One day the Cogia going into the kitchen of his house, laid himself down; presently the Cogia’s daughter entering into the kitchen to fetch something, saw her father lying hidden behind a cask. ‘O my lord and father, what do you do here?’ said she. ‘What could I better do to get out of your mother’s way than come into this foreign country,’ said the Cogia.
One day when the Cogia was in his chamber, a man knocked at the door of the house. ‘What do you want?’ said the Cogia from above. ‘Come down,’ said the man, who was a beggar. The Cogia forthwith came down and said, ‘What do you want?’ ‘I want your charity,’ said the man. ‘Come upstairs,’ said the Cogia. When the beggar had come up, the Cogia said, ‘God help you.’ ‘O master,’ said the other, ‘why did you not say so below?’ Said the Cogia, ‘When I was above stairs, why did you bring me down.’
Once upon a time the wife of the Cogia was in labour; one day, two days, she sat upon the chair but could not bring forth; the women who attended her cried from the interior apartment to the Cogia: ‘O master, do you know no prayer by means of which the child may be brought into the world?’ ‘I know a specific,’ said the Cogia, and forthwith running to a grocer’s shop he procured some walnuts, and bringing them he said, ‘Make way,’ and going into the room he spread the walnuts under the
chair, and said: ‘Now that the child sees the walnuts he will come out to play with them.’
One day the Cogia’s wife, in order to plague the Cogia, boiled some broth exceedingly hot, brought it into the room and placed it on the table. The wife then, forgetting that it was hot, took a spoon and put some into her mouth, and, scalding herself, began to shed tears. ‘O wife,’ said the Cogia, ‘what is the matter with you; is the broth hot?’ ‘Dear Efendi,’ said the wife, ‘my mother, who is now dead, loved broth very much; I thought of that, and wept on her account.’ The Cogia thinking that what she said was truth, took a spoonful of the broth, and burning his mouth began to cry and bellow. ‘What is the matter with you?’ said his wife; ‘why do you cry?’ Said the Cogia, ‘You cry because your mother is gone, but I cry because her daughter is here.’
One day the Cogia’s wife went to the hall of preaching; and, after listening to the sermon, came home.
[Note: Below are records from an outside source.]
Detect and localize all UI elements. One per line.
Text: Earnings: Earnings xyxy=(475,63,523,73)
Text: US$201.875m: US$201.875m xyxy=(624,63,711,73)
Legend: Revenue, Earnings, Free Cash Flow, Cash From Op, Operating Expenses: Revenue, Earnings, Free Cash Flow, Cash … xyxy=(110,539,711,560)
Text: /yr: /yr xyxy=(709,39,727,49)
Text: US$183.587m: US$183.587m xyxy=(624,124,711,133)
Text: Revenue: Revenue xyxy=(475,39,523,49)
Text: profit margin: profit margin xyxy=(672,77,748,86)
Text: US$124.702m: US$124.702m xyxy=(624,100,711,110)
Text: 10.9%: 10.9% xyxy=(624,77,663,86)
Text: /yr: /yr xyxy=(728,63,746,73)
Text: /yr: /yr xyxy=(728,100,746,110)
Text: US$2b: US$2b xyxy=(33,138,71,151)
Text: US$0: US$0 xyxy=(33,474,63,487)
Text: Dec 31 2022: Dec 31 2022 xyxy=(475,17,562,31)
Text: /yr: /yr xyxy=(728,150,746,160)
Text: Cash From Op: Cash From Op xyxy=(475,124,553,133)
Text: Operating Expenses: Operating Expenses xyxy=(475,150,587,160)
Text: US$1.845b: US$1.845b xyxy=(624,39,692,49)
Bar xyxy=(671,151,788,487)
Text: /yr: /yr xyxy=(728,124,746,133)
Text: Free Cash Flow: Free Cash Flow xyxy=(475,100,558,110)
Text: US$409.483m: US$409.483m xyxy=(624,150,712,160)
Said the Cogia, ‘O wife, what did the preacher say?’ ‘He said,’ replied the wife, ‘that if any one has a night’s copulation with his lawful wife the Almighty God will build for him a mansion in paradise.’ After they had gone to bed the Cogia said, ‘Come, let us build a house in paradise.’ Thereupon they copulated. Shortly afterwards the wife said, ‘O Cogia, you have built a house for yourself, pray now build a house
for me!’ Said the Cogia, ‘I could easily build a house for you, but I fear that I should have to build houses for your father and mother, and not only for them, but for all your family and relations, so that the Master Builder above would become angry. Come, one house must suffice for us two.’
One day the Cogia met a company of young students and said unto them, ‘Pray come along with me to our house.’ So he led them to the door of the house and then said, ‘Pray stay here a little, whilst I go in.’ Then going in he said, ‘O wife, pray go and send those people away.’ Whereupon the wife went and said, ‘The Cogia is not come home.’ Said the students, ‘What do you mean by talking so? The Cogia came hither in our company.’ ‘He did not come,’ said the wife. ‘But he did,’ said the students, and made a great outcry. The Cogia hearing a noise from above, thrust his head out of the window, exclaiming, ‘Holloa, my men: what is all this dispute for? You must know that this house has two doors. No sooner did I come in by one than I left the house by the other.’
One day the son of the Cogia said, ‘O Father, I know that I was begotten by you.’ His mother becoming very angry, said, ‘What nonsense is the brat talking that he calls himself the son of a whore?’ Said the Cogia, ‘O wife, don’t be
angry, he is a wise son if he knows what he says he does.’